Thèmes : Economie, Sciences
Conférence du mardi 4 décembre 1979
Le mardi 4 décembre, Monsieur Pierre LEVEQUE, chef du département de chimie appliquée au Commissariat à l’Énergie Atomique, a retenu toute l’attention de nombreux auditeurs, en traitant de l’énergie nucléaire et de son utilisation pour la production d’électricité.

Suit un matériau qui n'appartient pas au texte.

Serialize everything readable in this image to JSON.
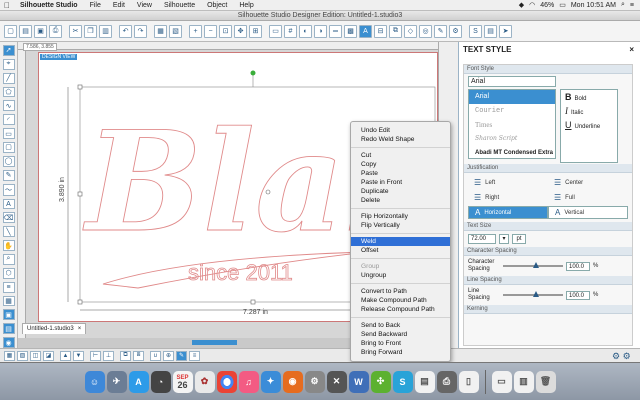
{
  "menubar": {
    "app": "Silhouette Studio",
    "items": [
      "File",
      "Edit",
      "View",
      "Silhouette",
      "Object",
      "Help"
    ],
    "battery": "46%",
    "clock": "Mon 10:51 AM"
  },
  "window": {
    "title": "Silhouette Studio Designer Edition: Untitled-1.studio3"
  },
  "canvas": {
    "coords": "7.586, 3.855",
    "design_view": "DESIGN VIEW",
    "art_main_text": "Blak",
    "art_sub_text": "since 2011",
    "width_label": "7.287 in",
    "height_label": "3.890 in"
  },
  "doc_tab": {
    "label": "Untitled-1.studio3",
    "close": "×"
  },
  "context_menu": {
    "groups": [
      [
        {
          "label": "Undo Edit"
        },
        {
          "label": "Redo Weld Shape"
        }
      ],
      [
        {
          "label": "Cut"
        },
        {
          "label": "Copy"
        },
        {
          "label": "Paste"
        },
        {
          "label": "Paste in Front"
        },
        {
          "label": "Duplicate"
        },
        {
          "label": "Delete"
        }
      ],
      [
        {
          "label": "Flip Horizontally"
        },
        {
          "label": "Flip Vertically"
        }
      ],
      [
        {
          "label": "Weld",
          "highlight": true
        },
        {
          "label": "Offset"
        }
      ],
      [
        {
          "label": "Group",
          "disabled": true
        },
        {
          "label": "Ungroup"
        }
      ],
      [
        {
          "label": "Convert to Path"
        },
        {
          "label": "Make Compound Path"
        },
        {
          "label": "Release Compound Path"
        }
      ],
      [
        {
          "label": "Send to Back"
        },
        {
          "label": "Send Backward"
        },
        {
          "label": "Bring to Front"
        },
        {
          "label": "Bring Forward"
        }
      ]
    ]
  },
  "text_style": {
    "title": "TEXT STYLE",
    "font_style_label": "Font Style",
    "font_value": "Arial",
    "fonts": [
      "Arial",
      "Courier",
      "Times",
      "Sharon Script",
      "Abadi MT Condensed Extra"
    ],
    "styles": {
      "bold_glyph": "B",
      "bold_label": "Bold",
      "italic_glyph": "I",
      "italic_label": "Italic",
      "underline_glyph": "U",
      "underline_label": "Underline"
    },
    "justification_label": "Justification",
    "justify": {
      "left": "Left",
      "center": "Center",
      "right": "Right",
      "full": "Full",
      "horizontal": "Horizontal",
      "vertical": "Vertical"
    },
    "text_size_label": "Text Size",
    "text_size": "72.00",
    "text_size_unit": "pt",
    "char_spacing_section": "Character Spacing",
    "char_spacing_label": "Character Spacing",
    "char_spacing_value": "100.0",
    "line_spacing_section": "Line Spacing",
    "line_spacing_label": "Line Spacing",
    "line_spacing_value": "100.0",
    "percent": "%",
    "kerning_label": "Kerning"
  },
  "colors": {
    "accent": "#3b8fd0",
    "menu_highlight": "#2f6fd6",
    "outline": "#e08a8a"
  },
  "dock": {
    "calendar_month": "SEP",
    "calendar_day": "26"
  }
}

Pour introduire cette conférence, Monsieur SIRE, commentant un graphique sur la consommation mondiale d’énergie, montra l’accroissement considérable de cette consommation qui, à l’heure actuelle, double tous les dix ans, qui vers 2000 vaudra 24 fois celle d’aujourd’hui ; pour l’assurer, il faudra avoir recours à nouveau au charbon et développer largement les énergies nucléaires de fission (la seule dont parlera Monsieur LEVEOUE) et de fusion (l’énergie solaire étant une énergie de fusion).
Monsieur LEVEOUE, avec support de diapositives et d’un film de haute qualité, dans un langage alerte, et le grand talent de vulgarisateur qui sait présenter avec simplicité des phénomènes apparemment complexes, fit comprendre ce qu’est la fission de l’atome et comment elle intervient dans la production d’une centrale nucléaire ; des mots réputés « savants ». Il n’en prononça que quatre, inévitables : électron, proton, neutron, isotopes.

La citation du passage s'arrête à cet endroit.